New Seniors Center plans redrawn to fit budget

Sue Guinn Legg • Sep 8, 2013 at 9:32 PM

The town of Jonesborough has developed a scaled-back, “value-engineered” design for its new Seniors Center since bids on the building came in more than $2 million over the project’s $2.3 million budget.

The reworked design will be presented for consideration by the Seniors Center Advisory Committee during the group’s meeting at 1 p.m. Monday in the board room at Town Hall. Revised schematic drawings of the building will be available.

Depending on how the committee receives the new design, Town Administrator Bob Browning said the plans could go to the Board of Mayor and Aldermen for approval Monday at 7 p.m.

The original design was developed Ken Ross Architects and approved by the board in March.

The plans called for a two-story brick structure with approximately 22,000 square feet of finished space on the main and lower levels and 7,000 square feet of lower-level space that was to be left unfinished for future expansion.
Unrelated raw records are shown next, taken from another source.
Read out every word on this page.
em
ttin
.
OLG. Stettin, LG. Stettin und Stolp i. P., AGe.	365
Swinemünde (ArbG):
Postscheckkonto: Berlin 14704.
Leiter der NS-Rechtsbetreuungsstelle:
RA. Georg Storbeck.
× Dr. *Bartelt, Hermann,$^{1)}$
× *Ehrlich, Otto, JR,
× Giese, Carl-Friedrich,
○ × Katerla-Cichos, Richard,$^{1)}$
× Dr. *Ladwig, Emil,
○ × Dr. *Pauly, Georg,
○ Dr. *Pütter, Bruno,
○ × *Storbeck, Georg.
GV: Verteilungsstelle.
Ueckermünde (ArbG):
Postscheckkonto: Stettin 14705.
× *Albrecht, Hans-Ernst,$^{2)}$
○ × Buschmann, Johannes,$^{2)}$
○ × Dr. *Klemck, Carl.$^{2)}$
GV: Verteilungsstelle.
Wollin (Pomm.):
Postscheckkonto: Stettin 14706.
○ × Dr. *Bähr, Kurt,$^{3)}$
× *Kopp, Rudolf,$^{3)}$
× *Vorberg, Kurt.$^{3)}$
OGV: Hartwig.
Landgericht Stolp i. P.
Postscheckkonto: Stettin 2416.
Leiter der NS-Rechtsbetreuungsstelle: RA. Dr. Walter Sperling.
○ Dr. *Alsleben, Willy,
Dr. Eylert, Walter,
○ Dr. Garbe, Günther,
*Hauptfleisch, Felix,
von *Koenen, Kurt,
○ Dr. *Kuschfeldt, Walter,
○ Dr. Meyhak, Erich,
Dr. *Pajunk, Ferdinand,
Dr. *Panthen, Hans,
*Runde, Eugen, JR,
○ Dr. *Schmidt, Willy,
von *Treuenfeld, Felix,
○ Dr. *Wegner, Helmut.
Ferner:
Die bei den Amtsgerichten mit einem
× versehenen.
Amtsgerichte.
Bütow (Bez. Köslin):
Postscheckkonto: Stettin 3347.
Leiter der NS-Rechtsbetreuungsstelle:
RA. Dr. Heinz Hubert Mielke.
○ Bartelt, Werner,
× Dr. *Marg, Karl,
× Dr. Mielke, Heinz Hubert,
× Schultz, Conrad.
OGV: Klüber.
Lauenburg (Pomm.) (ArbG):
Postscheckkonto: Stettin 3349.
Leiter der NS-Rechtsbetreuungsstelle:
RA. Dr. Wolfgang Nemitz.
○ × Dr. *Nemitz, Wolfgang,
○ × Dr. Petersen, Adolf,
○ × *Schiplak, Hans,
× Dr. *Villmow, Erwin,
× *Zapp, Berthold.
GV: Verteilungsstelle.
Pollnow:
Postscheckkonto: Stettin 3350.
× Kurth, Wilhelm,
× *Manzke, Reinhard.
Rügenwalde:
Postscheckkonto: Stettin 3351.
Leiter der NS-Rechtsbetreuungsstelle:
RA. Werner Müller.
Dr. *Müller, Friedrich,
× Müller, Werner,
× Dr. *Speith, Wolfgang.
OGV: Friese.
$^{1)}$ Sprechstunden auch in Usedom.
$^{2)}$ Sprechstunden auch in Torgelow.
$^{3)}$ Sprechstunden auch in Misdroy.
Amenities were to include a multi-use dining room and commercial kitchen, large and small exercise rooms with showers and locker rooms, an arts and crafts room, a game room, large and small classrooms with a computer lab, a parlor, a lobby and administrative offices.

Of seven bids submitted for construction of the building in July, Rainey Contracting submitted the lowest bid of $4.5 million.

Because the project is being funding through a $2.5 million loan from the U.S. Department of Agriculture’s Rural Development, Browning said the town notified the agency the low bid was “way over budget” soon after their opening.

“RD gave us the choice, either negotiate with the low bidder or redesign and rebid. We chose to negotiate,” Browning said. “We worked with Rainey and with the architect to scale it back. We cut some stuff and we brought it back down to $2.3 million.”

According to Browning, the revised design includes changes to “one small portion” of the building and no real alteration of its exterior appearance.

Additional space on the lower level has been left unfinished and substantial revisions have been made to the building’s mechanical components, including the heating and air conditioning system that was originally bid at $1 million.

“The mechanical was a big part of it,” Browning said.